Akirah is a bi-racial queer teenager who lives in sunny Northern California with three dogs and a big family. They enjoy reading and writing fiction and prose poetry and have attended California State Summer School of the Arts for creative writing in the summer of 2016. You can reach them on Twitter (dipbrow) and Instagram (kirahstagram).
2 poems by Akirah Williams
idle
i am scared of the feeling coming back
like i've swallowed too many cough drops to my brain
i'm scared that when it starts it would be too hard to stop
how do i feel genuine again how do i stop eggshell steps from carving tracks into the carpet in that same pattern in that same pattern in that same pattern
(i don't think i'm scared of spiders in my hair anymore)

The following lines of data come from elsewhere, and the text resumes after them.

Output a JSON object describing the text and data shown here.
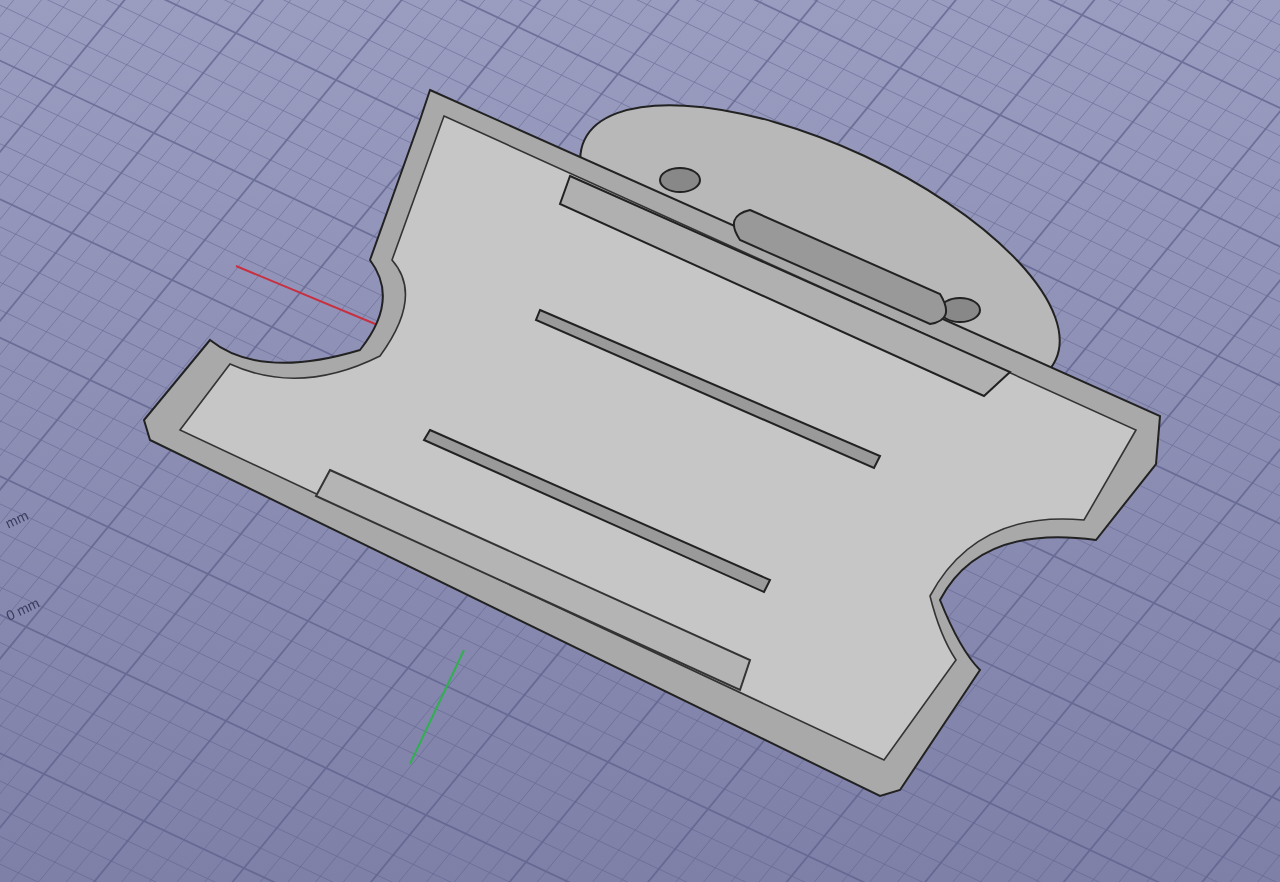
{
  "viewport": {
    "axis_labels": [
      {
        "text": "mm"
      },
      {
        "text": "0 mm"
      }
    ]
  }
}
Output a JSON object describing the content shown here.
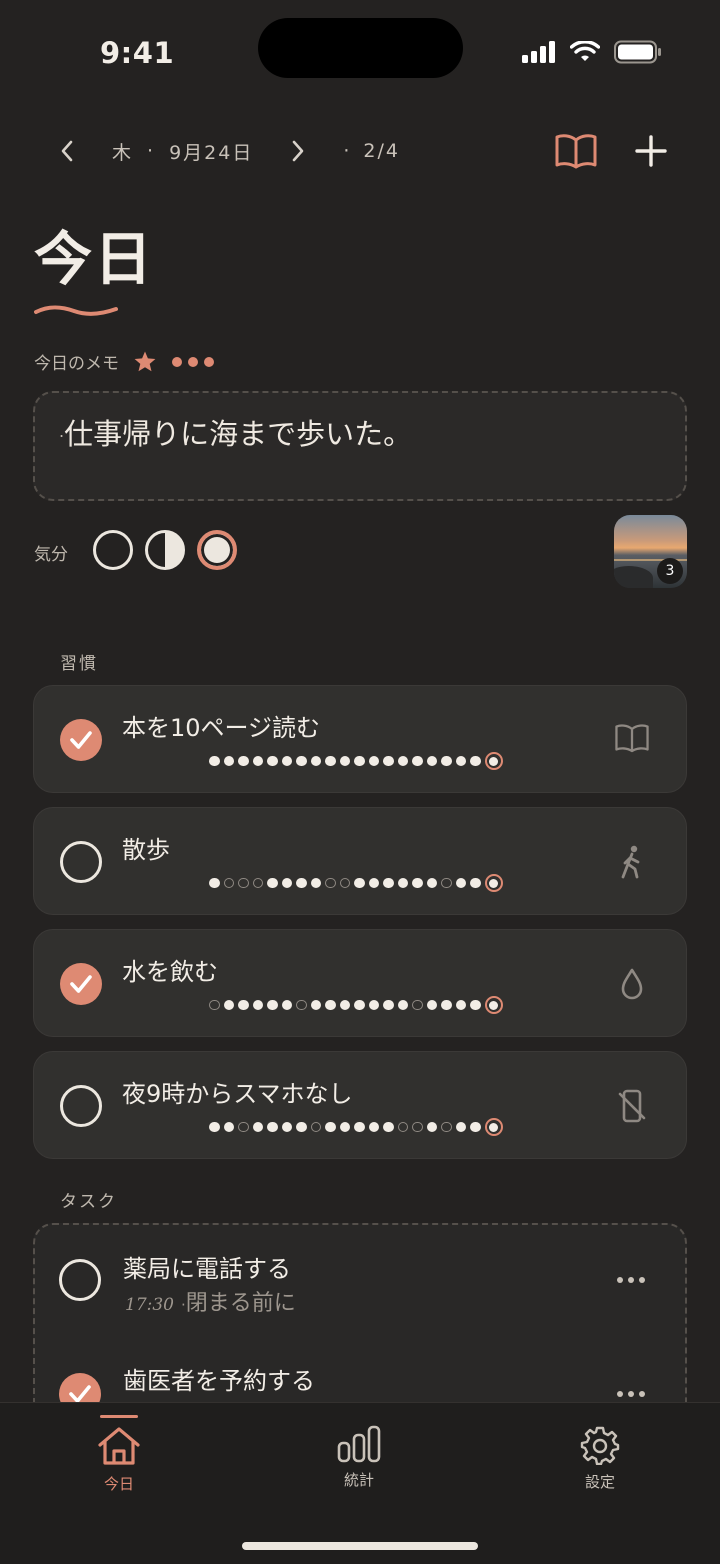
{
  "status_bar": {
    "time": "9:41"
  },
  "nav": {
    "weekday": "木",
    "date": "9月24日",
    "page": "2/4"
  },
  "title": "今日",
  "memo": {
    "label": "今日のメモ",
    "text": "仕事帰りに海まで歩いた。"
  },
  "mood": {
    "label": "気分"
  },
  "photo": {
    "count": "3"
  },
  "habits": {
    "label": "習慣",
    "items": [
      {
        "title": "本を10ページ読む",
        "done": true,
        "icon": "book-icon",
        "history": [
          1,
          1,
          1,
          1,
          1,
          1,
          1,
          1,
          1,
          1,
          1,
          1,
          1,
          1,
          1,
          1,
          1,
          1,
          1,
          1
        ]
      },
      {
        "title": "散歩",
        "done": false,
        "icon": "walk-icon",
        "history": [
          1,
          0,
          0,
          0,
          1,
          1,
          1,
          1,
          0,
          0,
          1,
          1,
          1,
          1,
          1,
          1,
          0,
          1,
          1,
          1
        ]
      },
      {
        "title": "水を飲む",
        "done": true,
        "icon": "water-drop-icon",
        "history": [
          0,
          1,
          1,
          1,
          1,
          1,
          0,
          1,
          1,
          1,
          1,
          1,
          1,
          1,
          0,
          1,
          1,
          1,
          1,
          1
        ]
      },
      {
        "title": "夜9時からスマホなし",
        "done": false,
        "icon": "no-phone-icon",
        "history": [
          1,
          1,
          0,
          1,
          1,
          1,
          1,
          0,
          1,
          1,
          1,
          1,
          1,
          0,
          0,
          1,
          0,
          1,
          1,
          1
        ]
      }
    ]
  },
  "tasks": {
    "label": "タスク",
    "items": [
      {
        "title": "薬局に電話する",
        "time": "17:30",
        "note": "閉まる前に",
        "done": false
      },
      {
        "title": "歯医者を予約する",
        "done": true
      }
    ]
  },
  "tabbar": {
    "today": "今日",
    "stats": "統計",
    "settings": "設定"
  },
  "colors": {
    "accent": "#de8a73",
    "background": "#242221",
    "card": "#31302e"
  }
}
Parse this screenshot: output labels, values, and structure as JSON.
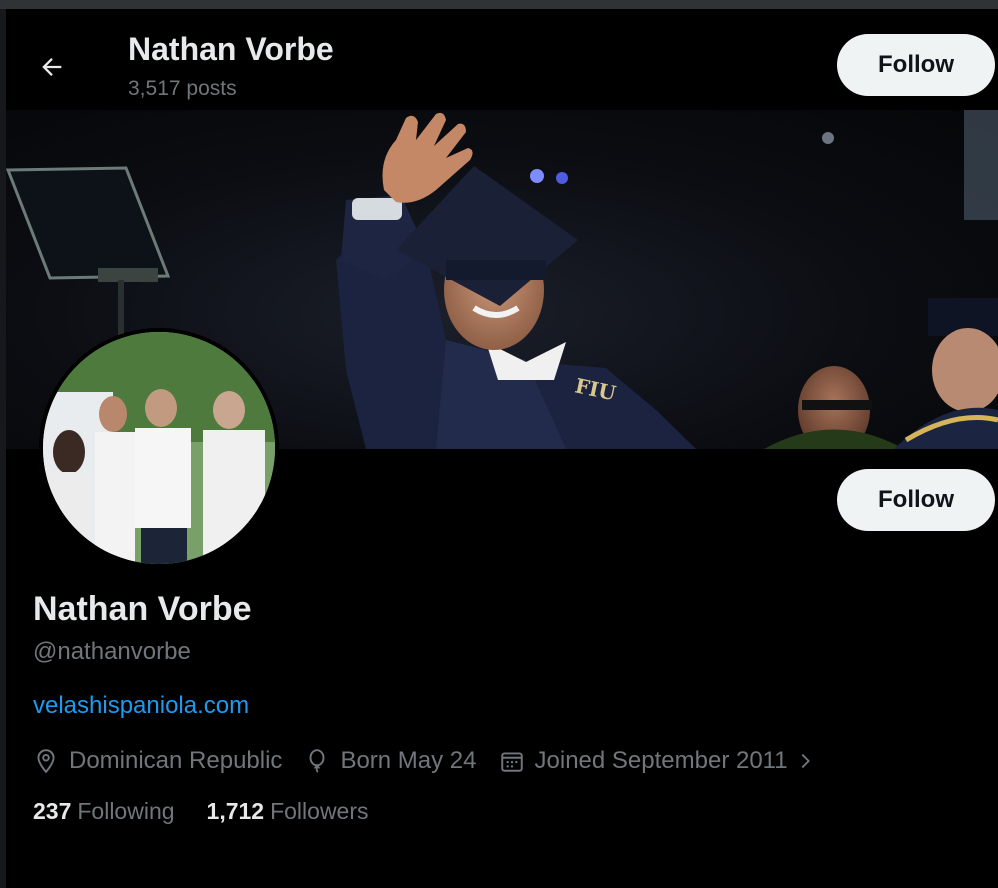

it's the numbness that sits in the back of my throat that made me swallow 30 pills
the numbness made me realize that i was a seashell on a desolate beach; empty and useless like my mother's forehead kisses that ghosted over my skin or that puppet pull of the lips
when i would tell myself
let them see you genuine, even when the goblins have already munched away your flesh.
chocolate
loo was affectionate and quiet, a mass of close lipped afternoons and nights
he occasionally sat in the tail bed of bucket’s broken down truck, stray sand carving homes to the buzz of his green hair, deeply set and lidded eyes looking of salt water
the first time i met him, he wore a cotton jacket that swallowed him like moth wings
boisterous curling tongue around the gold chocolate coin wrapper shimmering caught under the slightest peak of cold stars.